On July 1, 2003, Senate bill 1386 becomes Civil Code 1798.82. In a nutshell, the law states that any person or company doing business in the state of California is responsible for notifying California residents of security breaches to their non-encrypted information. It is important to note that the actual breach does not need to occur in the state of California for the law to apply. As long as a company is doing business in the state, “doing business” defined as: having a registered agent in the state of California, having a physical office, contracting to do business with vendors in the state (parts manufacturers, suppliers), or having retail outlets in the state, they are liable to notify their California customers. However, if you are strictly a mail order business, with no ties to California except your online customers, this law may not apply to you at all.
Most corporations are going to take the path of least exposure, i.e., letters mailed to affected customers. Interestingly, there is no language in this law governing what the notification has to say, and whether or not it has to be easily understood by the customer. Even more compelling, this law applies worldwide, to any company doing business in the state, regardless of what they sell and whether or not they know that such a law exists.
As Marc Zwillinger, chair of the Information Security and Anti-Piracy practice group at Sonnenschein Nath & Rosenthal in Washington D.C. states, “Most corporations do not routinely segregate data related to California residents from other customer or employee data, this [law] may have a significant effect on how companies across the U.S. handle IT issues.”
Important to Understand
The events that trigger this law are best summed up in an excerpt that reads: ‘…acquisition of computerized data in non-encrypted form by an unauthorized person-Â¦’ Since the law does not specify information that was acquired due to unauthorized conduct, the law doesn’t necessarily require a company to disclose every act of employee misconduct.
“Data” in this case is defined as the first name, last name, and any combination of the following: Social Security Number, driver’s license number, account number, debit or credit card information.

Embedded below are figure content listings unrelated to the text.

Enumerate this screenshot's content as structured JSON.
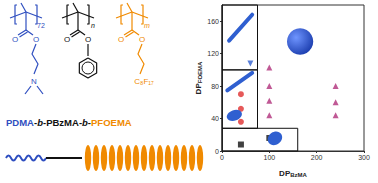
{
  "chart_data": {
    "type": "scatter",
    "xlabel": {
      "text": "DP",
      "sub": "BzMA"
    },
    "ylabel": {
      "text": "DP",
      "sub": "FOEMA"
    },
    "xlim": [
      0,
      300
    ],
    "xticks": [
      0,
      100,
      200,
      300
    ],
    "ylim": [
      0,
      180
    ],
    "yticks": [
      0,
      40,
      80,
      120,
      160
    ],
    "grid": false,
    "series": [
      {
        "color": "#2f5fd0",
        "marker": "triangle-down",
        "x": [
          60
        ],
        "y": [
          108
        ]
      },
      {
        "color": "#e03030",
        "marker": "circle",
        "x": [
          40,
          40,
          40
        ],
        "y": [
          70,
          52,
          36
        ]
      },
      {
        "color": "#111111",
        "marker": "square",
        "x": [
          40,
          100
        ],
        "y": [
          8,
          16
        ]
      },
      {
        "color": "#b0307a",
        "marker": "triangle",
        "x": [
          100,
          100,
          100,
          100,
          240,
          240,
          240
        ],
        "y": [
          103,
          80,
          62,
          44,
          80,
          60,
          44
        ]
      }
    ],
    "regions": [
      {
        "xlim": [
          0,
          75
        ],
        "ylim": [
          100,
          180
        ]
      },
      {
        "xlim": [
          0,
          75
        ],
        "ylim": [
          28,
          100
        ]
      },
      {
        "xlim": [
          0,
          160
        ],
        "ylim": [
          0,
          28
        ]
      }
    ]
  },
  "scheme": {
    "name": "PDMA-b-PBzMA-b-PFOEMA",
    "colors": [
      "#2f4fc0",
      "#111111",
      "#f08a00"
    ],
    "repeats": [
      "72",
      "n",
      "m"
    ],
    "atoms": [
      [
        "O",
        "O",
        "N"
      ],
      [
        "O",
        "O"
      ],
      [
        "O",
        "O"
      ]
    ],
    "chain": "C₈F₁₇"
  }
}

The caveat being that the data acquired has to be non-encrypted. Should a security breach occur to a database housing encrypted customer data, the law does not apply.
From a Technical Perspective
It isn’t possible to prepare for every security breach, but comprehensive response plans must be in place. Nationwide, the Federal Trade Commission (FTC) is aggressively cracking down on corporations; enforcing the edict that requires IT to maintain sufficient security and response programs to protect their customer data.
“Preventative measures are important, but do not constitute compliance.” affirms John Patzakis, President and CEO of Guidance Software, “Administrators will need to have a forensic plan in place to detect these incidents, especially internal incidents and fraudulent acquisition of customer data. Computer forensics determine what and when specific data was compromised.”
Suggestions for Getting Ready
What can you do? Since the law is in its infancy, there are no existing industry best practices. There are however, recommendations on what can be done. IDN supports the following:
- Identify key systems containing personal information and activate/enhance logging capabilities on such systems
- Consider encrypting all stored customer data. Determine whether the cost to the company is worth the time and effort of IT to employ total database encryption practices. If needed during a lawsuit, IT will have to prove the data was encrypted at the time of the security breach.
- Deploy new technology designed to provide forensic detail about network conduct (see: guidancesoftware.com) and data-flow pattern anomalies (see: www.lancope.com) Timely and accurate answers to data acquisition will be critical.
- If you don’t already have one in place, create a comprehensive Incident Response Plan that details how IT will handle security breaches and other catastrophic incidents on the corporate network. Make sure that this plan includes a detailed notification procedure on how the company will address affected customers should IT detect a security breach. The law provides for more flexibility if an existing IT policy is in place for responding to incidents and notifying customers.
- Include a provision in your IT response plan that addresses a period of investigation, and response to the security incident prior to notifying the customers. This will allow reasonable time to address the security breach and restore the integrity of the system before any mandatory notification begins.
- Review all existing third-party contracts involving the transfer of sensitive personal data to ensure that they contain provisions for notification, investigation, and the right to participate in or control reporting of incidents involving customer data. This is especially important if IT has outsourced data storage and has no visibility into the storage network’s compliance policies.
By proactively addressing threats to the infrastructure and employing a detailed incident response plan, IT Departments worldwide can provide added levels of assurance and compliance when July 1 comes around.
Disclaimer: This article is not intended to take the place of informed legal advice and/or counsel. The facts and suggestions contained herein are for informational purposes only and should be expanded upon by trusted legal sources. Should your company need specific advice and/or assistance in preparing a security response plan that is compliant with current laws and regulations, or have further questions regarding SB1386 it is recommended that you seek professional counsel.